Kapitel 1283 Die tiefgründige Bedeutung des Imperiums
„Ältester, erteile den Befehl, 10.000 Clanmitglieder mit Eignung auf dem Niveau der Kleinen Tausend oder höher und Kultivierung auf dem siebten Niveau oder höher für die Armee auszuwählen. Idealerweise sollten sie alle junge Genies sein.“
„Schickt übrigens auch meinen ältesten Sohn zum Militär. Sagt, der Himmlische Drachenclan sei bereit, dem Aufruf des Imperiums zur Einberufung zu folgen. Zehntausend Genies des Himmlischen Drachenclans und mein ältester Sohn sind der Beweis für die Aufrichtigkeit des Clans.“
Tief im Inneren des Himmlischen Drachenstaates der Großen Qin-Dynastie.
In einem prachtvollen und geheimnisvollen verborgenen Reich, im Himmlischen Drachentempel, dem heiligen Boden des Himmlischen Drachenclans.
Der Patriarch des Himmlischen Drachenclans, dessen Kultivierung die dritte Stufe des Langlebigkeitsreichs erreicht hatte, sprach mit dem Großältesten des Himmlischen Drachenclans, der die gleiche Kultivierungsstufe wie er hatte, was den Großältesten sofort schockierte.
„Zehntausend hochbegabte Teenager mit der geringsten Begabung auf dem Niveau der Kleinen Tausend, plus Ihr ältester Sohn, der ebenfalls ein junges Wunderkind meines Himmlischen Drachenclans ist, und Sie wollen sie tatsächlich alle ins Imperium schicken, um der Armee beizutreten.“
„Clanführer, du bist wahnsinnig geworden! Das ist die Zukunft des größten Teils meines Himmlischen Drachenclans!“
Als der Großälteste des Himmlischen Drachenclans die Worte seines Clanführers hörte, rief er überrascht aus.
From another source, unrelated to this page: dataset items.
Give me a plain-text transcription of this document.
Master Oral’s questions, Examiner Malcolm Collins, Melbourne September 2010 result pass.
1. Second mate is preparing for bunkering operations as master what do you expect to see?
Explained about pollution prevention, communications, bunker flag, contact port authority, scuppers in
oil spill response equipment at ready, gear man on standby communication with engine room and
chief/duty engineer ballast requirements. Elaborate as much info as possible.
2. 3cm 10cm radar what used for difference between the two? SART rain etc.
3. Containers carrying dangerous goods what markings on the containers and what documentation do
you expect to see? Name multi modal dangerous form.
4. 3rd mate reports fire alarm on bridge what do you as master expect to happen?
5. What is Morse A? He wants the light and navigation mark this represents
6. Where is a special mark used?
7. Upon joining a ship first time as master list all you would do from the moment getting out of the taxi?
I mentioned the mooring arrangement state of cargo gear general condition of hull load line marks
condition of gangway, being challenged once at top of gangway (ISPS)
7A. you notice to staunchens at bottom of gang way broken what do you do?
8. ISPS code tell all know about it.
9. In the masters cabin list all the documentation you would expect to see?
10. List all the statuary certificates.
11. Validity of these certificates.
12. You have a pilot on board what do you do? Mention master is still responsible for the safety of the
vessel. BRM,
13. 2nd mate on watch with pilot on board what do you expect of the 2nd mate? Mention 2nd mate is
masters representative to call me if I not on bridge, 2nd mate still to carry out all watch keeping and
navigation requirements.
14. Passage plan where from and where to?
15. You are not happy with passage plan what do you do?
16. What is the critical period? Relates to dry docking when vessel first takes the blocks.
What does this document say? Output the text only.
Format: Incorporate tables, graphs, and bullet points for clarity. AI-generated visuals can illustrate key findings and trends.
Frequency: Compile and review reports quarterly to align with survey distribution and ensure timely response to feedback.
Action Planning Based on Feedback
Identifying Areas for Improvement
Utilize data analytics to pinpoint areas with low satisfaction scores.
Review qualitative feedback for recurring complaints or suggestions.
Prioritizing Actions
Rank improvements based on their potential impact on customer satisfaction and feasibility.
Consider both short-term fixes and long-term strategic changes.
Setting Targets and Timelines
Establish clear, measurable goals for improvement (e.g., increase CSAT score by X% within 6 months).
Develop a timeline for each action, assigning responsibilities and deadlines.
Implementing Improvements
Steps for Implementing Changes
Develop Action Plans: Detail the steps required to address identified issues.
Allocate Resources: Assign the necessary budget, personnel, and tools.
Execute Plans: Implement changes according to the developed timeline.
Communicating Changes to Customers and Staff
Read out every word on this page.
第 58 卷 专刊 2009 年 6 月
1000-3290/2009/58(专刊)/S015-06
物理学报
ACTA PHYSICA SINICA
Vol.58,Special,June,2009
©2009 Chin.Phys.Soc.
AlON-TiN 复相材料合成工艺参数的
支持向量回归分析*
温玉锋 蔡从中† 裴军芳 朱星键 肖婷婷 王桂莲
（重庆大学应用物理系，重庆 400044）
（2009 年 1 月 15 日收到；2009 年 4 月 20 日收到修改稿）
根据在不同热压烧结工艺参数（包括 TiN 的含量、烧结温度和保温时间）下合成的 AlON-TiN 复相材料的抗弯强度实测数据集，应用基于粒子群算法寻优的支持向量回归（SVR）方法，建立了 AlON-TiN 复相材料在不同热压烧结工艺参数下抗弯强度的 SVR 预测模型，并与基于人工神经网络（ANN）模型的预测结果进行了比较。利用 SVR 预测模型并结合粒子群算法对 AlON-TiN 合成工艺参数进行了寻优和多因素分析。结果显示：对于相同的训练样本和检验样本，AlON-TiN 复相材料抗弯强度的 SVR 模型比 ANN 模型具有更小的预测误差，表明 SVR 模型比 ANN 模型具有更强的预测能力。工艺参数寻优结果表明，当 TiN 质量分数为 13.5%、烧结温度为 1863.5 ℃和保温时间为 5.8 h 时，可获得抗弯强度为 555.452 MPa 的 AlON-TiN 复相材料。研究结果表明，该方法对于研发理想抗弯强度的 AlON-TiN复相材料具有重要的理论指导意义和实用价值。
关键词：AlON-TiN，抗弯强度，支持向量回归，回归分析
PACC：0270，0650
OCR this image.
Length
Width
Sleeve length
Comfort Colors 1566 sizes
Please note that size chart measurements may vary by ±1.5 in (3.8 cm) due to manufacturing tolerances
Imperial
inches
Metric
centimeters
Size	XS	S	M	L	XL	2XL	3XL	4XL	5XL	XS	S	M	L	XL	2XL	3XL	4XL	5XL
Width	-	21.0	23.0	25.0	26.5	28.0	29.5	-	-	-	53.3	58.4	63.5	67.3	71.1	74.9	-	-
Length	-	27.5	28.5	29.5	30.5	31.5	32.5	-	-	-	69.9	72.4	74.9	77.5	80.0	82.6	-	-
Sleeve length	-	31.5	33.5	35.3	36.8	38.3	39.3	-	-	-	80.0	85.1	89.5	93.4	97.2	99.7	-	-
Hätte er nicht gespürt, dass die Aura seines Clanführers noch normal war, hätte er vermutet, dass sein Clanführer verrückt geworden oder von Dämonen korrumpiert worden war.
…※※※
!!
"Gerade weil ich nicht verrückt bin, muss ich das tun."
„Dies ist für die Zukunft meines Himmlischen Drachenclans, Ältester, bitte führen Sie es unverzüglich aus.“
„Anmerkung: Dies ist keine Diskussion, sondern ein Befehl, ein Befehl des Oberhaupts des Himmlischen Drachenclans an den Großältesten!“
Der Clanführer des Himmlischen Drachen schien die Reaktion des Großältesten vorausgesehen zu haben.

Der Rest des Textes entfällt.